Architecture

sparsegrad performs forward mode automatic differentiation on vector valued function.

sparsegrad forward value is a pair \left( \mathbf{y}, \mathbf{\partial \mathbf{y} / \partial \mathbf{x}} \right) where y is referred to as value and the Jacobian \partial \mathbf{y} / \partial \mathbf{x} is referred to as dvalue.

During the evaluation, sparsegrad values are propagated in place of standard numpy arrays. This simple approach gives good result when only first order derivative is required. Most importantly, it does not involve solving graph coloring problem on the whole computation graph. For large problems, storing complete computation graph is very expensive.

When a mathematical function \mathbf{f} = \mathbf{f} \left( \mathbf{y_1}, \mathbf{y_2},  \ldots, \mathbf{y_n} \right) is evaluated, the derivatives are propagated using the chain rule

\frac { \partial \mathbf{f} } { \partial \mathbf { x } } =
\sum_i \frac { \partial \mathbf{f} } { \partial \mathbf { y_i } }
\frac { \partial \mathbf{y_i} } { \partial \mathbf { x } }

Support for numpy

To support numpy functions, broadcasting must be included. In the discussion below, scalars are treated as one element vectors.

Application of a numpy function involves implicit broadcasting from vector \mathbf{y_i}, with its proper shape, to vector \mathbf{\bar{y_i}}, with shape of \mathbf{f} if both shapes are not the same. This can be denoted by multiplication by matrix \mathbf{B_i}. The result of function evaluation is then

\mathbf{f} =
\mathbf{f} \left(
\mathbf{B_1} \mathbf{y_1},
\mathbf{B_2} \mathbf{y_2}, \ldots
\mathbf{B_n} \mathbf{y_n}
\right)

and the derivative is

\frac { \partial \mathbf{f} } { \partial \mathbf { x } } =
\sum_i \frac { \partial \mathbf{f} } { \partial \mathbf { \bar{y_i} } }
\mathbf{B_i}
\frac { \partial \mathbf{y_i} } { \partial \mathbf { x } }

The Jacobian of numpy function application is a diagonal matrix. If \mathbf{g_i} is a numpy elementwise derivative of \mathbf{f} with respect of to \mathbf{y_i}, then

\frac { \partial \mathbf{f} } { \partial \mathbf { \bar{y_i} } } =
\mathrm{diag} \left( \mathbf{g_i}\left(
\mathbf{B_1} \mathbf{y_1},
\mathbf{B_2} \mathbf{y_2}, \ldots
\mathbf{B_n} \mathbf{y_n}
\right) \right)

Optimizations

As a major optimization, the Jacobian matrices are stored as a product of scalar s, diagonal matrix \mathrm{diag} \left( \mathbf{d} \right) and a general sparse matrix \mathbf{M}:

\frac { \partial \mathbf{f} } { \partial \mathbf { x } } =
s \cdot \mathrm{diag} \left( \mathbf{d} \right) \mathbf{M}

The general parts \mathbf{M} are constant shared objects. If not specified, the diagonal parts and the general parts are assumed to be identity.

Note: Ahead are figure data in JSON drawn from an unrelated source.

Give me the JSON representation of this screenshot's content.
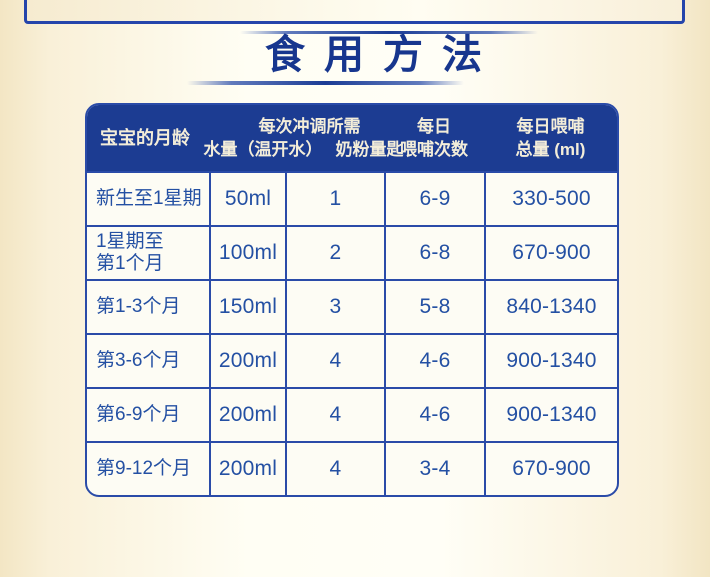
{
  "title": "食用方法",
  "colors": {
    "header_navy": "#1c3c92",
    "table_border_blue": "#2a4ba8",
    "cell_text_blue": "#2450a3",
    "header_text_cream": "#f3edd9",
    "title_blue": "#17368e",
    "background_cream_edge": "#f3e6c4",
    "background_center": "#fffef4",
    "remnant_card_gray": "#b1b1af"
  },
  "table": {
    "header": {
      "age": "宝宝的月龄",
      "per_feed_group": "每次冲调所需",
      "water": "水量（温开水）",
      "powder": "奶粉量匙",
      "daily_line1": "每日",
      "daily_line2": "喂哺次数",
      "total_line1": "每日喂哺",
      "total_line2": "总量 (ml)"
    },
    "rows": [
      {
        "age": "新生至1星期",
        "water": "50ml",
        "scoops": "1",
        "times": "6-9",
        "total": "330-500"
      },
      {
        "age": "1星期至\n第1个月",
        "water": "100ml",
        "scoops": "2",
        "times": "6-8",
        "total": "670-900"
      },
      {
        "age": "第1-3个月",
        "water": "150ml",
        "scoops": "3",
        "times": "5-8",
        "total": "840-1340"
      },
      {
        "age": "第3-6个月",
        "water": "200ml",
        "scoops": "4",
        "times": "4-6",
        "total": "900-1340"
      },
      {
        "age": "第6-9个月",
        "water": "200ml",
        "scoops": "4",
        "times": "4-6",
        "total": "900-1340"
      },
      {
        "age": "第9-12个月",
        "water": "200ml",
        "scoops": "4",
        "times": "3-4",
        "total": "670-900"
      }
    ]
  }
}
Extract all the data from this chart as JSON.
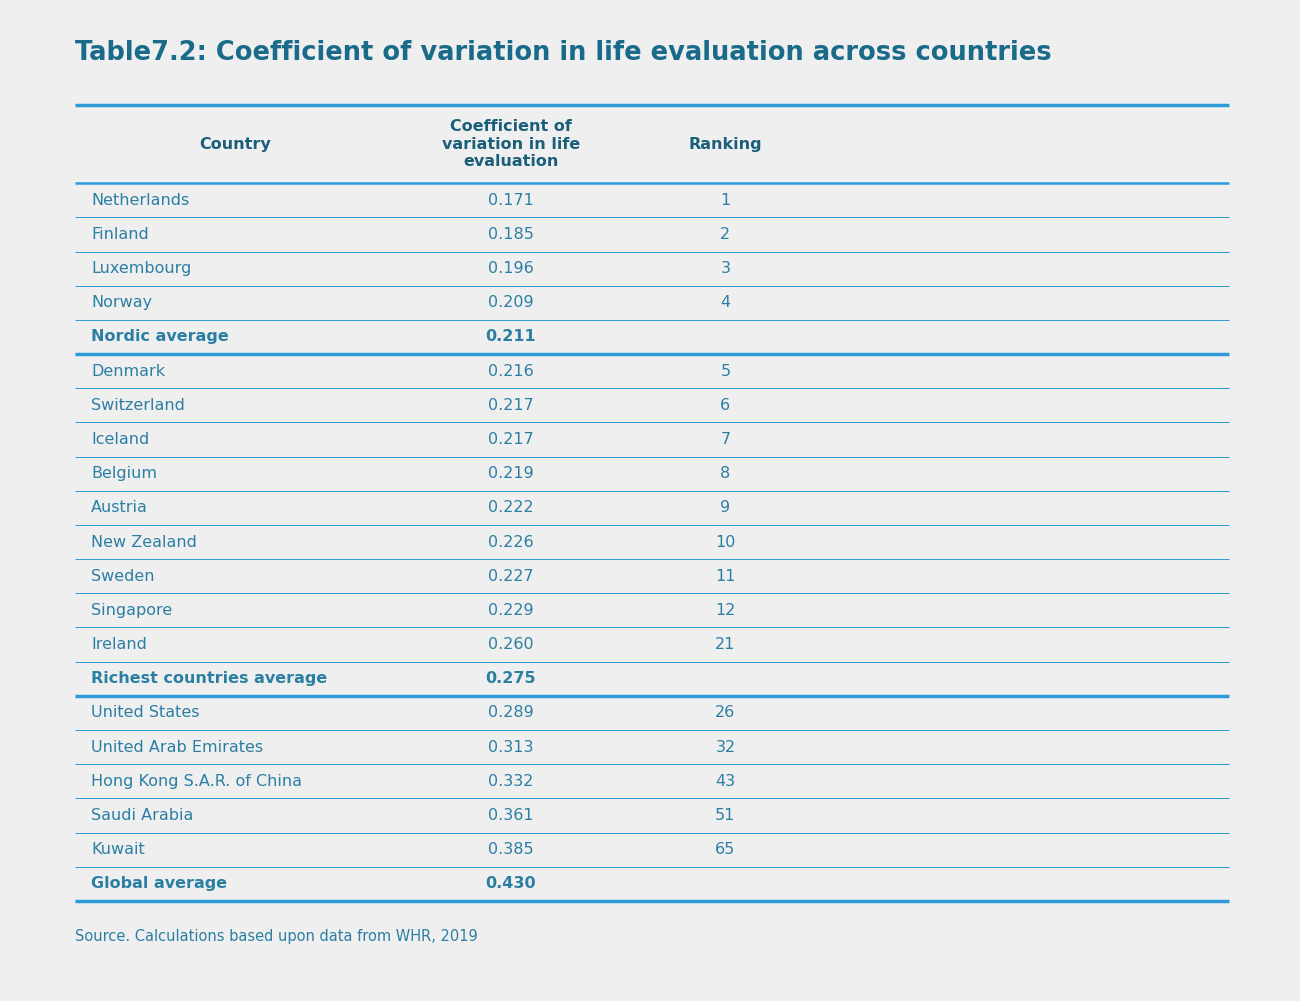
{
  "title": "Table7.2: Coefficient of variation in life evaluation across countries",
  "title_color": "#1a6b8a",
  "background_color": "#efefef",
  "table_bg_color": "#ffffff",
  "header_bg_color": "#d6e8f5",
  "row_bg_even": "#d6e8f5",
  "row_bg_odd": "#ffffff",
  "bold_row_bg": "#d6e8f5",
  "text_color": "#2b7fa3",
  "bold_text_color": "#1a5f7a",
  "header_text_color": "#1a5f7a",
  "divider_color": "#2b9cd8",
  "source_text": "Source. Calculations based upon data from WHR, 2019",
  "col_headers": [
    "Country",
    "Coefficient of\nvariation in life\nevaluation",
    "Ranking"
  ],
  "rows": [
    {
      "country": "Netherlands",
      "coefficient": "0.171",
      "ranking": "1",
      "bold": false
    },
    {
      "country": "Finland",
      "coefficient": "0.185",
      "ranking": "2",
      "bold": false
    },
    {
      "country": "Luxembourg",
      "coefficient": "0.196",
      "ranking": "3",
      "bold": false
    },
    {
      "country": "Norway",
      "coefficient": "0.209",
      "ranking": "4",
      "bold": false
    },
    {
      "country": "Nordic average",
      "coefficient": "0.211",
      "ranking": "",
      "bold": true
    },
    {
      "country": "Denmark",
      "coefficient": "0.216",
      "ranking": "5",
      "bold": false
    },
    {
      "country": "Switzerland",
      "coefficient": "0.217",
      "ranking": "6",
      "bold": false
    },
    {
      "country": "Iceland",
      "coefficient": "0.217",
      "ranking": "7",
      "bold": false
    },
    {
      "country": "Belgium",
      "coefficient": "0.219",
      "ranking": "8",
      "bold": false
    },
    {
      "country": "Austria",
      "coefficient": "0.222",
      "ranking": "9",
      "bold": false
    },
    {
      "country": "New Zealand",
      "coefficient": "0.226",
      "ranking": "10",
      "bold": false
    },
    {
      "country": "Sweden",
      "coefficient": "0.227",
      "ranking": "11",
      "bold": false
    },
    {
      "country": "Singapore",
      "coefficient": "0.229",
      "ranking": "12",
      "bold": false
    },
    {
      "country": "Ireland",
      "coefficient": "0.260",
      "ranking": "21",
      "bold": false
    },
    {
      "country": "Richest countries average",
      "coefficient": "0.275",
      "ranking": "",
      "bold": true
    },
    {
      "country": "United States",
      "coefficient": "0.289",
      "ranking": "26",
      "bold": false
    },
    {
      "country": "United Arab Emirates",
      "coefficient": "0.313",
      "ranking": "32",
      "bold": false
    },
    {
      "country": "Hong Kong S.A.R. of China",
      "coefficient": "0.332",
      "ranking": "43",
      "bold": false
    },
    {
      "country": "Saudi Arabia",
      "coefficient": "0.361",
      "ranking": "51",
      "bold": false
    },
    {
      "country": "Kuwait",
      "coefficient": "0.385",
      "ranking": "65",
      "bold": false
    },
    {
      "country": "Global average",
      "coefficient": "0.430",
      "ranking": "",
      "bold": true
    }
  ]
}
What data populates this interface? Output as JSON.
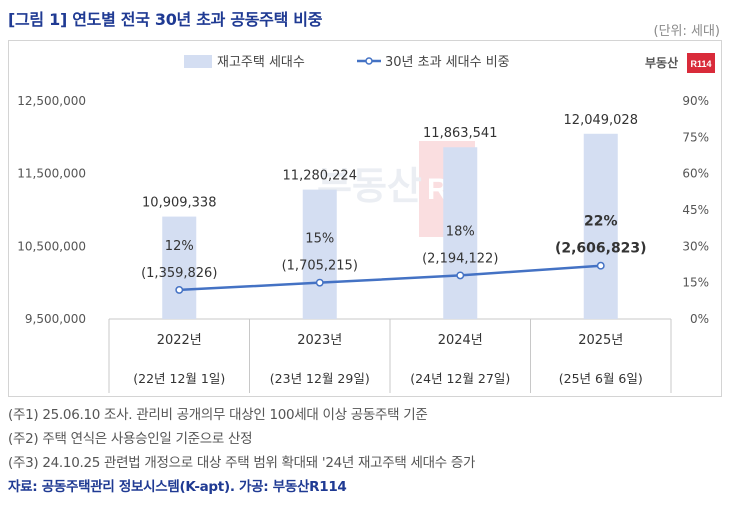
{
  "header": {
    "title": "[그림 1] 연도별 전국 30년 초과 공동주택 비중",
    "unit": "(단위: 세대)"
  },
  "colors": {
    "bar": "#d4def2",
    "line": "#4472c4",
    "title": "#1f3a93",
    "logo_red": "#d92b3a"
  },
  "logo": {
    "text": "부동산",
    "badge": "R114"
  },
  "chart_data": {
    "type": "bar",
    "title": "[그림 1] 연도별 전국 30년 초과 공동주택 비중",
    "categories": [
      "2022년",
      "2023년",
      "2024년",
      "2025년"
    ],
    "subcategories": [
      "(22년 12월 1일)",
      "(23년 12월 29일)",
      "(24년 12월 27일)",
      "(25년 6월 6일)"
    ],
    "legend": {
      "bar_label": "재고주택 세대수",
      "line_label": "30년 초과 세대수 비중",
      "position": "top"
    },
    "series": [
      {
        "name": "재고주택 세대수",
        "kind": "bar",
        "axis": "left",
        "values": [
          10909338,
          11280224,
          11863541,
          12049028
        ],
        "labels": [
          "10,909,338",
          "11,280,224",
          "11,863,541",
          "12,049,028"
        ]
      },
      {
        "name": "30년 초과 세대수 비중",
        "kind": "line",
        "axis": "right",
        "values": [
          12,
          15,
          18,
          22
        ],
        "pct_labels": [
          "12%",
          "15%",
          "18%",
          "22%"
        ],
        "count_labels": [
          "(1,359,826)",
          "(1,705,215)",
          "(2,194,122)",
          "(2,606,823)"
        ],
        "highlight_last": true
      }
    ],
    "y_left": {
      "range": [
        9500000,
        12500000
      ],
      "ticks": [
        9500000,
        10500000,
        11500000,
        12500000
      ],
      "tick_labels": [
        "9,500,000",
        "10,500,000",
        "11,500,000",
        "12,500,000"
      ]
    },
    "y_right": {
      "range": [
        0,
        90
      ],
      "ticks": [
        0,
        15,
        30,
        45,
        60,
        75,
        90
      ],
      "tick_labels": [
        "0%",
        "15%",
        "30%",
        "45%",
        "60%",
        "75%",
        "90%"
      ]
    }
  },
  "footnotes": [
    "(주1) 25.06.10 조사. 관리비 공개의무 대상인 100세대 이상 공동주택 기준",
    "(주2) 주택 연식은 사용승인일 기준으로 산정",
    "(주3) 24.10.25 관련법 개정으로 대상 주택 범위 확대돼 '24년 재고주택 세대수 증가"
  ],
  "source": "자료: 공동주택관리 정보시스템(K-apt). 가공: 부동산R114"
}
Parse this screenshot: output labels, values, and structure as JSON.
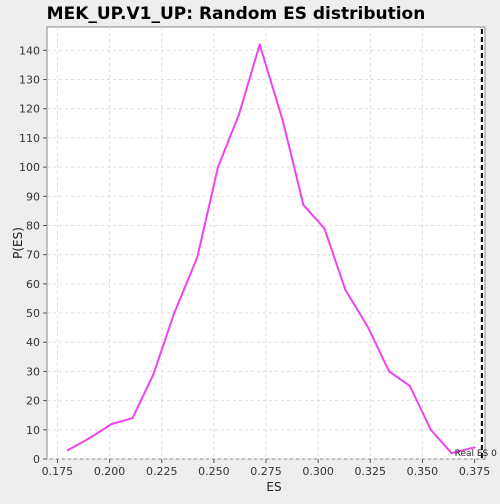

The factored matrix is referred to as sdcsr in sparsegrad code. It allows to peform the most common operations with rebuilding the general matrix part:

\left[ s_1 \cdot \mathrm{diag} \left( \mathbf{d_1} \right) \mathbf{M} \right] +
\left[ s_2 \cdot \mathrm{diag} \left( \mathbf{d_2} \right) \mathbf{M} \right] =
\mathrm{diag} \left ( s_1 \cdot \mathbf{d_1} + s_2 \cdot \mathbf{d_2} \right ) \mathbf{M}

\alpha \cdot \mathrm{diag} \left( \mathbf{x} \right)
\left[ s \cdot \mathrm{diag} \left( \mathbf{d} \right) \mathbf{M} \right] =
\left( \alpha s \right) \cdot
\mathrm{diag} \left( \mathbf{x} \circ \mathbf{d} \right)
\mathbf{M}

with \circ denoting elementwise multiplication.

Backward mode

Backward mode is currently not implemented because of prohibitive memory requirements for large calculations. In backward mode, each intermediate value has to accessed twice: during the forward evaluation of function value, and during backward evaluation of derivative. The memory requirements to store intermediate values are prohibitive for functions with large number of outputs, and grows linearly with the number of steps in computation.